Over the years, there have been efforts to document the nature and history of Pulau Ubin. NParks has recorded and indexed the island's biodiversity with help from nature group volunteers.

These efforts have paved the way for conserving and even reviving some of the plant and animal species familiar to the island. In addition, NHB has previously commissioned historical research on Ubin, which will allow us to install heritage walking trails and informative signs at historically significant sites.

With the right mix of diligence and building code allowances, we may even be able to conserve and restore some of the climate-appropriate architectural heritage in the area.

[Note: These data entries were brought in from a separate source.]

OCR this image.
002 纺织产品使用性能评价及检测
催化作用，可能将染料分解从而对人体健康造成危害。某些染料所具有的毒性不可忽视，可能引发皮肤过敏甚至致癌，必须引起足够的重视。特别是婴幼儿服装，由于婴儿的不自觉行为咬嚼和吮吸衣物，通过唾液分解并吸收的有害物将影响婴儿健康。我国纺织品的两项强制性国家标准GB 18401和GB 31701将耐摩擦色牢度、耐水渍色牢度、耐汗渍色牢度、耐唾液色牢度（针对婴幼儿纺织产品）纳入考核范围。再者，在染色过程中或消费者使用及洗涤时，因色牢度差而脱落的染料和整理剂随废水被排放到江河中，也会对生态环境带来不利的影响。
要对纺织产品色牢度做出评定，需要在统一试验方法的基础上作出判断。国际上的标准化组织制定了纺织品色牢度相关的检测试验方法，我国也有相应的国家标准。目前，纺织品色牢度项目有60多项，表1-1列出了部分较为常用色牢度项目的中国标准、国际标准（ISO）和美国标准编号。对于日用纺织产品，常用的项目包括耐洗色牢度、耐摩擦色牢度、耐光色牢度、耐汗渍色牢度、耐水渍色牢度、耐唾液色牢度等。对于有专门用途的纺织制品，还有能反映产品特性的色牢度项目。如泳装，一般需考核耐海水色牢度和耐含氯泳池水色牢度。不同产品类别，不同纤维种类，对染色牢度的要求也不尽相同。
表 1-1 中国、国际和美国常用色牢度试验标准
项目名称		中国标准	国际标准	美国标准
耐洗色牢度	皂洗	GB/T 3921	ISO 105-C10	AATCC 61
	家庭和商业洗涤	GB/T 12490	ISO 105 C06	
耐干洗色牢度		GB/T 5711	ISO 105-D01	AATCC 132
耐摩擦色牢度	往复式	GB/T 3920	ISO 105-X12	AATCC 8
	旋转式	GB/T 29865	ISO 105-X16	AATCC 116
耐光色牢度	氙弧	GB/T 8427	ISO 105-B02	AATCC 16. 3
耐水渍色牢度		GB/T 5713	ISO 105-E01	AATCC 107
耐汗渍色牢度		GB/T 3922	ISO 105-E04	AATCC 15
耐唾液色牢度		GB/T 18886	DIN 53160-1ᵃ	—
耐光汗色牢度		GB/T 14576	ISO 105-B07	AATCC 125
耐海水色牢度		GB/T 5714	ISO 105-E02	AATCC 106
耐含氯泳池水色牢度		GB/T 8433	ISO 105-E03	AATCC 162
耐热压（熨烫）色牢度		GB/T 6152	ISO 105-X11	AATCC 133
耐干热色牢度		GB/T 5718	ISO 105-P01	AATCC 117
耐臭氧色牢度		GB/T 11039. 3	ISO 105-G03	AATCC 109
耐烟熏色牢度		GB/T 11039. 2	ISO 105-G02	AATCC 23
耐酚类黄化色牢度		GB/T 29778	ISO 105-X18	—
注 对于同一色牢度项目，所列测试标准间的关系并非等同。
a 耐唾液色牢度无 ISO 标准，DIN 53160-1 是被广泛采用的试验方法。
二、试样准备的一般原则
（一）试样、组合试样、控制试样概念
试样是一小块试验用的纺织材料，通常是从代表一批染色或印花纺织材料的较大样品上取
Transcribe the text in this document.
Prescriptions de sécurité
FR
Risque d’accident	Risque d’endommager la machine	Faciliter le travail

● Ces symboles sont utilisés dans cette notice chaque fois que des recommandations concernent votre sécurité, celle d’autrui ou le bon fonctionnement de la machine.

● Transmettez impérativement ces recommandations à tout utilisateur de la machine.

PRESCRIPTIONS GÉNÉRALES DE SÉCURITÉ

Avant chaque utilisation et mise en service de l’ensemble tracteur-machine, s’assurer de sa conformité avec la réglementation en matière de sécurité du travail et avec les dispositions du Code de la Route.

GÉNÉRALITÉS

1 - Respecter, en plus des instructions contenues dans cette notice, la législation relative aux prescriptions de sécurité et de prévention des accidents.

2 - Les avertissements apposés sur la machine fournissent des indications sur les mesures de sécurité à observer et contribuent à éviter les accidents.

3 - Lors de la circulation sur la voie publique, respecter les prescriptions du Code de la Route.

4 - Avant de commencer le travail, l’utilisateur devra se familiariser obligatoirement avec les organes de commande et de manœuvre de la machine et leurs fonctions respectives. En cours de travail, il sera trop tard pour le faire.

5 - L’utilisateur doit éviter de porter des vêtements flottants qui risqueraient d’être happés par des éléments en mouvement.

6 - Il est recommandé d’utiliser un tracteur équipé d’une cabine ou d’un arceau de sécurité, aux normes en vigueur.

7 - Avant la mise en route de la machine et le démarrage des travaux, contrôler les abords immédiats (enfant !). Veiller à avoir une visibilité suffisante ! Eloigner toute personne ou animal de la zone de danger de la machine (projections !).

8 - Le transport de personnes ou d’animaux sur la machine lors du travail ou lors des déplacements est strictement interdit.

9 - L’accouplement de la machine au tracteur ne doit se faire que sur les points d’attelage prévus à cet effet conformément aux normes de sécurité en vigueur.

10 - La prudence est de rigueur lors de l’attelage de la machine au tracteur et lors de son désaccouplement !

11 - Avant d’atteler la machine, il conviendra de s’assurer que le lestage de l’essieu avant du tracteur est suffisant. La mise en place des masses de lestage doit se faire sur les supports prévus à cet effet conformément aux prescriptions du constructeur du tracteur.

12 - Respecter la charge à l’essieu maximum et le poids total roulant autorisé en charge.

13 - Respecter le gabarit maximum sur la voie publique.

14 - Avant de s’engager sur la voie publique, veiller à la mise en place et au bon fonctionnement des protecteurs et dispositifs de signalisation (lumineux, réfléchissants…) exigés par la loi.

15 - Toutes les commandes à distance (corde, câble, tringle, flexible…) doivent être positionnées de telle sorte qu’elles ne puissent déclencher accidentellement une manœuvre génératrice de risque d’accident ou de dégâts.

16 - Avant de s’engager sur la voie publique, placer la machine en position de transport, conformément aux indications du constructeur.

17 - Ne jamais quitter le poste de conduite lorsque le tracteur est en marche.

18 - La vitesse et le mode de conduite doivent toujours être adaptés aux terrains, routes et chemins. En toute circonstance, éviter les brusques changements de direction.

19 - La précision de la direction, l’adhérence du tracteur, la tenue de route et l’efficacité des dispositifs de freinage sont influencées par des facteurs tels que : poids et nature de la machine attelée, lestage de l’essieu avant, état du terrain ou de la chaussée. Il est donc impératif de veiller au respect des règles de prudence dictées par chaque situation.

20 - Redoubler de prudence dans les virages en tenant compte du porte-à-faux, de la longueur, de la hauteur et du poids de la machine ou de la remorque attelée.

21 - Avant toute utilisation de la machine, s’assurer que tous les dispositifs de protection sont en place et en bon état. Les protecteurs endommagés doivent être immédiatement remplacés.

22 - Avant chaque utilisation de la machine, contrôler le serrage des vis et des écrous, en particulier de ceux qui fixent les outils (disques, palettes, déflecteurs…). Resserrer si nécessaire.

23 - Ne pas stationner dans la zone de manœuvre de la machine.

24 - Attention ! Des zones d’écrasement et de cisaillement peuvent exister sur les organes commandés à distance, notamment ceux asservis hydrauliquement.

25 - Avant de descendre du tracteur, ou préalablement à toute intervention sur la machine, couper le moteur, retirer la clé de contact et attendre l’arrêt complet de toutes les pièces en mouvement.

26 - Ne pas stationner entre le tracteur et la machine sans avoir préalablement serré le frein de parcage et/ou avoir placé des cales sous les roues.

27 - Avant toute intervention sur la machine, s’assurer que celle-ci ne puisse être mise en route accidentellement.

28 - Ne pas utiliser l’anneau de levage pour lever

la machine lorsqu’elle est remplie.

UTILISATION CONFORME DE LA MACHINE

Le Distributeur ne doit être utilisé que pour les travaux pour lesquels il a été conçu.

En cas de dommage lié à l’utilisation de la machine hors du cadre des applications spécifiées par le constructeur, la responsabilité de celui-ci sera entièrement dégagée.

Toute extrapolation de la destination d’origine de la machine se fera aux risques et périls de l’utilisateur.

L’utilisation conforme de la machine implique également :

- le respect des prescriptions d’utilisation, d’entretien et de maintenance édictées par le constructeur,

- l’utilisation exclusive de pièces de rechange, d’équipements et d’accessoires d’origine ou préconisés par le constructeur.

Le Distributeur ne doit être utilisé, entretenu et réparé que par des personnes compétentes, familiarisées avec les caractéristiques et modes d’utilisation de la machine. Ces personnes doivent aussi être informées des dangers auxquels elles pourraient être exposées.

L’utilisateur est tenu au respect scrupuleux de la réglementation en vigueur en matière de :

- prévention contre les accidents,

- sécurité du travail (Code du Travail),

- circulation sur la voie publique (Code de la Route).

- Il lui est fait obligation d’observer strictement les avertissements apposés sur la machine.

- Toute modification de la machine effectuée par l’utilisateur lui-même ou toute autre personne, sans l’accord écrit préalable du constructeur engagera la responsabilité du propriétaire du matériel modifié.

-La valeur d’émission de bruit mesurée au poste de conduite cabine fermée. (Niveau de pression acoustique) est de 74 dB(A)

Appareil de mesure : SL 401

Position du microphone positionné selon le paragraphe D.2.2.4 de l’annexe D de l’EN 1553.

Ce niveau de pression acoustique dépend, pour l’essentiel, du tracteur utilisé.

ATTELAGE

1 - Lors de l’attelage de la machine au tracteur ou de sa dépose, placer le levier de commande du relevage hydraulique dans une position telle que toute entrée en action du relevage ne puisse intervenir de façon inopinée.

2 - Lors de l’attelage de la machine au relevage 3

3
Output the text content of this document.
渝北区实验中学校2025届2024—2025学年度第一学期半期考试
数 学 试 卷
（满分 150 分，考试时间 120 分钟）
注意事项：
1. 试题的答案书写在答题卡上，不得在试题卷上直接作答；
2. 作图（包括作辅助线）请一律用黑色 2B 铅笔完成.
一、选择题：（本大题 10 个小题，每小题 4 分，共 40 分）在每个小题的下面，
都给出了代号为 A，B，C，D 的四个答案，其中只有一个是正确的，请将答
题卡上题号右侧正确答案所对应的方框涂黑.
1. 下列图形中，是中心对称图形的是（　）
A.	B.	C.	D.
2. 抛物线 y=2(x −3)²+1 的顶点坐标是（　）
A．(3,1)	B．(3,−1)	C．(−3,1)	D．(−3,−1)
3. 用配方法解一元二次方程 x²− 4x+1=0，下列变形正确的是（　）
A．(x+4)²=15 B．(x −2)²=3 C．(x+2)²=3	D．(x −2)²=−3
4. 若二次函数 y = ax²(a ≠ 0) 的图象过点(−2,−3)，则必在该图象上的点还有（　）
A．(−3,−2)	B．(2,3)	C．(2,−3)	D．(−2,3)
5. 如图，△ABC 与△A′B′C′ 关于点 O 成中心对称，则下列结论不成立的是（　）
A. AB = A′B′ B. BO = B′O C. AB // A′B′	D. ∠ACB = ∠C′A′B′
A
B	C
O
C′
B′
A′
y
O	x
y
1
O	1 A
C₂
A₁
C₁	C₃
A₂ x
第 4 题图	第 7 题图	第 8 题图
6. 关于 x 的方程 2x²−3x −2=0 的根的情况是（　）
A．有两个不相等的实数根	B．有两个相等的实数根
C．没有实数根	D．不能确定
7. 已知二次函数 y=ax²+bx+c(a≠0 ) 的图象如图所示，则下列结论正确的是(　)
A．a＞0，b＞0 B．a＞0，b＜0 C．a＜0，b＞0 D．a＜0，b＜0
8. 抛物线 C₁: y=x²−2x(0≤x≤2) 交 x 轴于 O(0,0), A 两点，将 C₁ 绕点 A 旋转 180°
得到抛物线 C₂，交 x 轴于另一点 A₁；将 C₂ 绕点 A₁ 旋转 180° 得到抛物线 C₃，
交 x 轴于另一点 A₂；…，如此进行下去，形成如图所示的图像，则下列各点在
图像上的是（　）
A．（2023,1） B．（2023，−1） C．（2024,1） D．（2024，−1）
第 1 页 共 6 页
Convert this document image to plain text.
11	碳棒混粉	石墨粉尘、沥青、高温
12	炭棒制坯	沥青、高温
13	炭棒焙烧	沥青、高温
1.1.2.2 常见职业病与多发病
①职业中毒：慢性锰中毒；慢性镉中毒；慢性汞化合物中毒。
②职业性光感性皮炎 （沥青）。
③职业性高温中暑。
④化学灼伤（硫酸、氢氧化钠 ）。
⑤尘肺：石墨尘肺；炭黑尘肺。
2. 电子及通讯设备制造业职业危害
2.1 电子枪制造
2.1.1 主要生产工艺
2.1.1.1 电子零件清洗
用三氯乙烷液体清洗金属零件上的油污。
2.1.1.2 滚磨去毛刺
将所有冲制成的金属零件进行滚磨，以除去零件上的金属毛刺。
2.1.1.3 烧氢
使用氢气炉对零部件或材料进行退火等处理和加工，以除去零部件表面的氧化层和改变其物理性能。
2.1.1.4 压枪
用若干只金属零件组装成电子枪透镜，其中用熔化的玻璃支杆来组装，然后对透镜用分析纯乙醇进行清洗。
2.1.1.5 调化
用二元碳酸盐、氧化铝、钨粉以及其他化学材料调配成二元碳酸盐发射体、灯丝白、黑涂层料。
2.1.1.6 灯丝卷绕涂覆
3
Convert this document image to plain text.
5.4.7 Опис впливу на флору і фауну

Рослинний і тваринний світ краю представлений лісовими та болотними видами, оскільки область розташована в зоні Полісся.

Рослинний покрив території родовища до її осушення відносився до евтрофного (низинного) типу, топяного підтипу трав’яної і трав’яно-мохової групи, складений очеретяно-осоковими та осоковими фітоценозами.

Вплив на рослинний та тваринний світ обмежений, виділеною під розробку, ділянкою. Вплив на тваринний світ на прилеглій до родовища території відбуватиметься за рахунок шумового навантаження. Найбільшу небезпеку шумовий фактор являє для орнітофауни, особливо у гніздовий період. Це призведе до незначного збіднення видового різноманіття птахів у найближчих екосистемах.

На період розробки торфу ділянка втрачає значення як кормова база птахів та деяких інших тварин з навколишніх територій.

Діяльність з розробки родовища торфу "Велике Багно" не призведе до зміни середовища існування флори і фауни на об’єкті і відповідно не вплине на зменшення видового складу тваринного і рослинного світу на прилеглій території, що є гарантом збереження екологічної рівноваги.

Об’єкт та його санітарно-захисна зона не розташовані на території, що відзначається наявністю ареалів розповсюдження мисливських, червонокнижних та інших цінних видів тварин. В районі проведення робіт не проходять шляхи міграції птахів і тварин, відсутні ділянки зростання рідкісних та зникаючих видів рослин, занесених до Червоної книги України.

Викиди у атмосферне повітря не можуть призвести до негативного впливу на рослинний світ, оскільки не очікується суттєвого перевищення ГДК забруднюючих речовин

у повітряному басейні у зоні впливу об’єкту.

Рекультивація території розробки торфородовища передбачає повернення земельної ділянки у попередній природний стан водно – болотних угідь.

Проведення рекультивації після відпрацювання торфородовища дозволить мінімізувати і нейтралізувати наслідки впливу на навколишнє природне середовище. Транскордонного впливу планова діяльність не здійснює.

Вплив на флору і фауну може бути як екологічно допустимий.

However, we still do not have enough "cultural data", that is, information on the way people live on the island. There is no comprehensive study of the traditions and practices of Singapore's last remaining island community.

Hence, we know little about the livelihoods of Ubin's residents and the contemporary challenges they face. Without this information, it is difficult to know what to conserve, how development should proceed or assess how residents (and visitors) would be affected by development plans.

We do know that life on Ubin has never been static.

Before colonialism, Ubin was home to the indigenous, riverine, semi-nomadic Orang Seletar (people of the Seletar River), who fished and harvested from the forest and mangrove swamps along the Seletar River and the Johor Strait.

Following the arrival of the British, the population increased to serve the needs of the larger Singapore island. From granite quarries to farming and agriculture, parts of Ubin were linked to various economic industries on the mainland.

In the 1980s, farming practices and communities began to diminish, and Ubin became a place of recreation and tourism.

Pulau Ubin holds particular significance for Singaporeans. A visit to Ubin is to go "back in time" to an era before public housing and mass rapid transit.

There is very little motorised traffic to mask the sounds of nature and local architecture in the form of timber houses built by villagers themselves is well suited to the tropics before the era of air-conditioning.

Residents use well water (though visitors consume water brought from the mainland), and diesel generators are the primary source of power (or in the more experimental present, solar panels and biodiesel generators).

As our nation matures, we need to acknowledge the continuance of the past in our present. Beyond merely documenting cuisine, cooking techniques, "traditional" customs or "dying" trades, the nationwide survey on Singapore's cultural heritage must study how the national narrative of progress has encompassed the lives of Singaporeans over the years. This would include recognising the significance of our cultural loss.

As we sow the seeds for our future, it is critical not to underestimate the value of such self-understanding.

Discussions over Pulau Ubin's future are closely tied to the larger question of how we understand ourselves and the role we play in shaping our own future.

Is ours a root-less future without any consideration of our proud past, or is it a future arising from a shared history?

Ubin presents a wonderful opportunity for Singaporeans to be involved in shaping a way forward that considers our cultural heritage. We would be wise to take it.

Jean Chia is an anthropologist and member of the Singapore Heritage Society, where Chua Ai Lin is president.